I didn’t know what I liked, only what I disliked. I didn’t know what my limits were, so I compromised myself and put my partners into difficult positions of having to set boundaries for me and then handle the emotional upheaval that came with giving a codependent naif a hard no. 

These boundaries, these moments of being given limits, were such a gift in retrospect. I can anticipate my own needs and advocate for them now, but it took so much work to get here. The full-body anxiety of telling someone no was slowly replaced by full-body anxiety of asking for what I needed, and eventually both were replaced by a self-assured calm that not only were my needs and limits utterly sane and valid, but that anyone who could not appreciate them as a gift of information, an invitation to love me excellently, was not worth my time or the gift of my vulnerability. I could enjoy them from afar, but they didn’t need to come into my inner chambers of intimacy. 

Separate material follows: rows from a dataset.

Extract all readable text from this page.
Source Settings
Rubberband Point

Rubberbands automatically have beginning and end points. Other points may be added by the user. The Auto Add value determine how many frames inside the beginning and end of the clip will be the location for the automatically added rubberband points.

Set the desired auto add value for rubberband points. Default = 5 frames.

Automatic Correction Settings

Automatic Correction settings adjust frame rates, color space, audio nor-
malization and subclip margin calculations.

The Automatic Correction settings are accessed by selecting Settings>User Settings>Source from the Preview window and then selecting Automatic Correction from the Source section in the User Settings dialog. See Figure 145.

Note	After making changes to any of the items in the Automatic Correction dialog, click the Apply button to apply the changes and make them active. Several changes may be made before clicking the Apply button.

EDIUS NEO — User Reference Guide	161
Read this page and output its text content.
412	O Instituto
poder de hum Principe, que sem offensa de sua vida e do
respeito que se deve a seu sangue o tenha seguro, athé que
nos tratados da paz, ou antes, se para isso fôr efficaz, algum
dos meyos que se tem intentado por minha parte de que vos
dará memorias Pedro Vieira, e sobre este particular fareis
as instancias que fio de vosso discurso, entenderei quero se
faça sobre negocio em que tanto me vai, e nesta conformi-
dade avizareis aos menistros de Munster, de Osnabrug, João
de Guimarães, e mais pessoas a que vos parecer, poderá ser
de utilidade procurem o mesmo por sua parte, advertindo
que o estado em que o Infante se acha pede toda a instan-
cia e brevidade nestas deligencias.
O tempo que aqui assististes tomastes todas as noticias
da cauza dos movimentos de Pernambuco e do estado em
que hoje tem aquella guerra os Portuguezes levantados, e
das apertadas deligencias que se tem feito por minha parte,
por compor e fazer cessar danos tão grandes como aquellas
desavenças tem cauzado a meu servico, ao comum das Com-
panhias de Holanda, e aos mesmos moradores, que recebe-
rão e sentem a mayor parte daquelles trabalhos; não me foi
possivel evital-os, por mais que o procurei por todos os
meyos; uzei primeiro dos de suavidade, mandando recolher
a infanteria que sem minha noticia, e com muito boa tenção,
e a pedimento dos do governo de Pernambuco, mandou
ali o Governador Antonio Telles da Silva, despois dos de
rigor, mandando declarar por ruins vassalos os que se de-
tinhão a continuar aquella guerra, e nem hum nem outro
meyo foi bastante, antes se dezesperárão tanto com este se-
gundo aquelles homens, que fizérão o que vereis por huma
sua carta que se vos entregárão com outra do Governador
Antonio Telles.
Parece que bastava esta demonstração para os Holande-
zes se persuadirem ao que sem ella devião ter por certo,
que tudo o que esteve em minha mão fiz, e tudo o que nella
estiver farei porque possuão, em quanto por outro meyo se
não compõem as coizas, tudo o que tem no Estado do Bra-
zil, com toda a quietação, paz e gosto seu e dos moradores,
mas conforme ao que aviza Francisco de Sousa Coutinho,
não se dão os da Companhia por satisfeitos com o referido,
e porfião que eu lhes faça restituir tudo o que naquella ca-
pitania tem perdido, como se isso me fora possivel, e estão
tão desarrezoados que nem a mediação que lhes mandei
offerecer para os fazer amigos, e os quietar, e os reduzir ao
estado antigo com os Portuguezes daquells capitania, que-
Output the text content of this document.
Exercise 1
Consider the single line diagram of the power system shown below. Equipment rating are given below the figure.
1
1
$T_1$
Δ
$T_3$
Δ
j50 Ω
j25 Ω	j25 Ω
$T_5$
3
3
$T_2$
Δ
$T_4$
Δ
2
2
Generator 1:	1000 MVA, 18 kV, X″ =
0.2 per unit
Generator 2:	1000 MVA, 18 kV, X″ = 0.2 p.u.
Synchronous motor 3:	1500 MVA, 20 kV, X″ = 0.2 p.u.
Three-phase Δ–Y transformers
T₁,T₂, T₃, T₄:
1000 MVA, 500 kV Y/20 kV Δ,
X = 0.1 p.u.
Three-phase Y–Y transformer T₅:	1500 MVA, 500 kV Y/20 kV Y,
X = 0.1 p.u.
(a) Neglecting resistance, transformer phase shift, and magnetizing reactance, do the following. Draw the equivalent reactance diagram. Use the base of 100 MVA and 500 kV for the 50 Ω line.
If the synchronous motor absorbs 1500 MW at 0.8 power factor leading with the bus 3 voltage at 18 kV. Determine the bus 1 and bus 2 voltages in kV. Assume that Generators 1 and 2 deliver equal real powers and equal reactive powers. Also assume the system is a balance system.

It sounds so daunting and looking back, I realize I’ve spent the better part of the last decade trying to answer the question: what do I need to thrive in community, in love? I’ve finally gotten some hard-earned answers, and I like myself better and better the more I understand how I work when I’m given what I need to thrive.

Refining the Tools

Because of asking for what I need, now that I know what it is, I find myself surrounded by dear friends for whom honesty and deliberate communication of needs and limits isn’t a prospect fraught with potential conflict. Instead, we are constantly refining the tools with which we tend to each other, meeting each other where we are at and growing simultaneously but on our own schedules and in our own ways. 

And it’s better than I could have hoped for, back when I was a baby human asking my boyfriend to please not trigger me by slamming things around when he was irritated that he’d lost his keys. The time spent steeling myself to ask for such small things, to take up any space at all has paid off, and while I may still struggle in a romantic relationship to assert my needs sometimes, I don’t doubt my instincts anymore or the validity of my own boundaries.

My ability to trust myself is mended every time my body asks for something and I take that seriously and make meeting that need possible–be it a conversation that builds trust and security with a friend or partner, or just feeding myself when I’m hungry. It’s a work in progress, but the more effort I put into it, the more integrated and grounded I feel within myself, and the more I have to offer those in my community.